Seçimden önce son çıkış

“Çin modeli” dâhil her model denendikten sonra artık yolun sonuna gelindiği için Saray, sıkıntıların daha da katlanılamaz olacağı dönemi herkesin çok yakından tanıdığı politikalarla aşmaya hazırlanıyor. Epeydir süren Zap-Avaşin harekâtı, İsveç ve Finlandiya üzerinden yürüyen NATO pazarlığı ve Rojava’ya bir operasyon hazırlığı bekaa sorunu üzerinden bir kez daha iç politikayı esir alma manevrasıdır.

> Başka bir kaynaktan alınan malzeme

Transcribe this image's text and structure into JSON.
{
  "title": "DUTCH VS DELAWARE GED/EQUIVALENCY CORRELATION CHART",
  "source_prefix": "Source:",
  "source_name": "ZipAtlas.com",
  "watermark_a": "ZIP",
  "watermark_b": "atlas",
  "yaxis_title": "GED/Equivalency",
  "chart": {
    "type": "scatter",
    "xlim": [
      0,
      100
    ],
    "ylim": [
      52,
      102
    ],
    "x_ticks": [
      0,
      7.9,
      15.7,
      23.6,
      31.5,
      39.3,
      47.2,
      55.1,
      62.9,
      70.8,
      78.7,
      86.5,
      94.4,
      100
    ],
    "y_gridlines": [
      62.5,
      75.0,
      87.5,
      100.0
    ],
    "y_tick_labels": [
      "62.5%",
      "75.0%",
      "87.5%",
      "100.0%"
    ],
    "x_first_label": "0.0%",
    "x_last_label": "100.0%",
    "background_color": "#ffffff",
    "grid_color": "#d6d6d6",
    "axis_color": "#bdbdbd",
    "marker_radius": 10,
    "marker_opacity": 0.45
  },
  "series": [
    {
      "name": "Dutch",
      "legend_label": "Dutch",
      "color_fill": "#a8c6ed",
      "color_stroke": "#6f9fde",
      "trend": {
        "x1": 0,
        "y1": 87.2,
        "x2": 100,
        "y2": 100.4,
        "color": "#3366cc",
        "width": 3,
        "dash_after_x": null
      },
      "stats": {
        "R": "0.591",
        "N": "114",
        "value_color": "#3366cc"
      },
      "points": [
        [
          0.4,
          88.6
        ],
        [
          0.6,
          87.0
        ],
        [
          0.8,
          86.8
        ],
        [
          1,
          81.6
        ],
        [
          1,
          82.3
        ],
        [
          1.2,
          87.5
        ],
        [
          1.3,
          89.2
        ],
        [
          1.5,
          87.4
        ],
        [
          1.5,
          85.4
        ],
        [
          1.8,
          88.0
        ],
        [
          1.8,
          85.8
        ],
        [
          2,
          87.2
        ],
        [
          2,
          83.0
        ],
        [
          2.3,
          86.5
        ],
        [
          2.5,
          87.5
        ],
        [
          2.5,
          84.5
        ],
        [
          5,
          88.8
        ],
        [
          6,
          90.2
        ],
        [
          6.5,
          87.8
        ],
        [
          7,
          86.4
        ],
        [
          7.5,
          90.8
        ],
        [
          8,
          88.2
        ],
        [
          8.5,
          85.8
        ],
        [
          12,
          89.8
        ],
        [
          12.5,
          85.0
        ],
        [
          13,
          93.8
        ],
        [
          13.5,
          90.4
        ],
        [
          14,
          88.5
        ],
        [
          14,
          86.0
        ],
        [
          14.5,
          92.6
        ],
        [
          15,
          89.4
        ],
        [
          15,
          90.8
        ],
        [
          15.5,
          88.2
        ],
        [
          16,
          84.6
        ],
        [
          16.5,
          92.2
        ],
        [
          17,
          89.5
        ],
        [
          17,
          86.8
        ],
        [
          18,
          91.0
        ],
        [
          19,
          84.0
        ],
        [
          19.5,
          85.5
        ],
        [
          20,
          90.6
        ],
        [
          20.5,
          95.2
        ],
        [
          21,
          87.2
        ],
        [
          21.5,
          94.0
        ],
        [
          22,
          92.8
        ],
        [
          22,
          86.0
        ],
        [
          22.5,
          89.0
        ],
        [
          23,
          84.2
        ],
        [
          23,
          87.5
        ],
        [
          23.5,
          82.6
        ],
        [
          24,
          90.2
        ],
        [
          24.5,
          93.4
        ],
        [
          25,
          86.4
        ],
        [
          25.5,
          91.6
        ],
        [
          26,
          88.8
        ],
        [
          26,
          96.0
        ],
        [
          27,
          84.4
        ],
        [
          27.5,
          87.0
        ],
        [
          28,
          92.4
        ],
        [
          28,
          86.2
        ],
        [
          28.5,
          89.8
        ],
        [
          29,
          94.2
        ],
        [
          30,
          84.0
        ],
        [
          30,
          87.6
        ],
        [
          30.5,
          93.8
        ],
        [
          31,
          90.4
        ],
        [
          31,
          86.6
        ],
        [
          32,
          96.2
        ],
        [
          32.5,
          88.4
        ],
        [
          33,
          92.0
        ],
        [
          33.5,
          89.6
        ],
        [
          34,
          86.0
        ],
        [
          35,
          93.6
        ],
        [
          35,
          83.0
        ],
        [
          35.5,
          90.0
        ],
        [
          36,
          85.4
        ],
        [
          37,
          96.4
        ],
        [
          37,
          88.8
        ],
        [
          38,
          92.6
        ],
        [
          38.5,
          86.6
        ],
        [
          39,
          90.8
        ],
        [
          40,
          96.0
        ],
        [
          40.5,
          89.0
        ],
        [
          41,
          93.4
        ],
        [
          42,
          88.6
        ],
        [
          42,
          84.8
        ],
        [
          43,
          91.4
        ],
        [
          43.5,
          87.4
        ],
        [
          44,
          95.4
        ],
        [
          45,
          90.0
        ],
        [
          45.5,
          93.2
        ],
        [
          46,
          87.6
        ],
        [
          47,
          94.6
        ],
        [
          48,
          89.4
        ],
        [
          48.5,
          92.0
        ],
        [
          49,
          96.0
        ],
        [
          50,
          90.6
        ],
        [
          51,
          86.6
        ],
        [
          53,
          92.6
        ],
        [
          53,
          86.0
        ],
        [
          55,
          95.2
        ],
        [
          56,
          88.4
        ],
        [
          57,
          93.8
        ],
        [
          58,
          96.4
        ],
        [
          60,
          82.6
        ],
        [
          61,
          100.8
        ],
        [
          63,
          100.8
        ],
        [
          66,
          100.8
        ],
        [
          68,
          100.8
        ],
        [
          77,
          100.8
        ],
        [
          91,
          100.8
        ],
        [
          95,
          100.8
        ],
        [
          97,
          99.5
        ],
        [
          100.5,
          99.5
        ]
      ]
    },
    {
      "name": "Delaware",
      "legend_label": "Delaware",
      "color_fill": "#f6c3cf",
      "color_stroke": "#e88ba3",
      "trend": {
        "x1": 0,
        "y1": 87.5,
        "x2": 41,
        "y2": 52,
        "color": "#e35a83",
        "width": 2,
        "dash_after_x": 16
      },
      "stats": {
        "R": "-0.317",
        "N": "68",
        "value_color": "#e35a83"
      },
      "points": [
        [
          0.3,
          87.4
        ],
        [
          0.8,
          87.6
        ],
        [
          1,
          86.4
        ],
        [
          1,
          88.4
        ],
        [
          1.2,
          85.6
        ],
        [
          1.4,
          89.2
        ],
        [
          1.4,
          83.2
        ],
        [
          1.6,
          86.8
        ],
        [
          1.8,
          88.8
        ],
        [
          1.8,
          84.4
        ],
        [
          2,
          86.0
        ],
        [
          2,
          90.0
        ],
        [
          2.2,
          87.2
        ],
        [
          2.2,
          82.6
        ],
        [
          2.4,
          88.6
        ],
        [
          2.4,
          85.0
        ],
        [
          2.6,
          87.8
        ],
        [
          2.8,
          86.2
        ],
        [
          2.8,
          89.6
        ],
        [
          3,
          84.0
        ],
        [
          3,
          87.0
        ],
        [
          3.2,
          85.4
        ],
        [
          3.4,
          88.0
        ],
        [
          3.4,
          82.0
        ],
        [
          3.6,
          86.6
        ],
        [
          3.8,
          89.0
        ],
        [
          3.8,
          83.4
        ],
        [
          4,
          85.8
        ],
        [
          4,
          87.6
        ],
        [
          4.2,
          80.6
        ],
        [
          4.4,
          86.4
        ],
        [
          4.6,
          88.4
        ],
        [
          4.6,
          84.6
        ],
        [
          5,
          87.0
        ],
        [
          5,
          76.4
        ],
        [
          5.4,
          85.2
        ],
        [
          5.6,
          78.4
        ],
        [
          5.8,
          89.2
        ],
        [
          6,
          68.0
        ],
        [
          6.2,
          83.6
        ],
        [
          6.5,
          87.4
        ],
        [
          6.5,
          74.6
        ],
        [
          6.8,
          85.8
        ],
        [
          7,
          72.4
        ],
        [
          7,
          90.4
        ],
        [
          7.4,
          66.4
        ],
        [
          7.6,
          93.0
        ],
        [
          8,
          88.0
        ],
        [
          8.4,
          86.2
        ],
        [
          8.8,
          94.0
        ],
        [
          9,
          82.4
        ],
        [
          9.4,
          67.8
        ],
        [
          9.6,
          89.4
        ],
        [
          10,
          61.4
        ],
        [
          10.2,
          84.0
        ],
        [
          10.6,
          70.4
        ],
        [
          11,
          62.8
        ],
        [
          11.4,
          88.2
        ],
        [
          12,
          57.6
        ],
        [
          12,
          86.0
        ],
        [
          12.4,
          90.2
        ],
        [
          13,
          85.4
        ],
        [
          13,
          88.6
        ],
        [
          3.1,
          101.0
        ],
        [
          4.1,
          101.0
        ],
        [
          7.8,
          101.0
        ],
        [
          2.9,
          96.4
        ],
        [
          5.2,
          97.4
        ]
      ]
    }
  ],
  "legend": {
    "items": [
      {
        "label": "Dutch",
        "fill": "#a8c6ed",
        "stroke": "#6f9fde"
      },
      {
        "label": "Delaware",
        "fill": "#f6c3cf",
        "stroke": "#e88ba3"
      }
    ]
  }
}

Yıllardır kullanılan bu araç bir kez daha işleyecek mi?

Epeydir kaynayan tencerenin basıncının her geçen gün patlama noktasına yaklaştığını söylemek yanlış olmaz. Ekonomi hemen her hafta yeni modellerle yönetilerek bugünlere gelip dayandı. Bugün ne enflasyon denetlenebiliyor, ne de kur atakları önleniyor. Yakın zamanda kur ataklarının şiddetleneceği kesin gibi. Turizmden beklenen 15-20 milyar dolar dışında gelecek bir para yok!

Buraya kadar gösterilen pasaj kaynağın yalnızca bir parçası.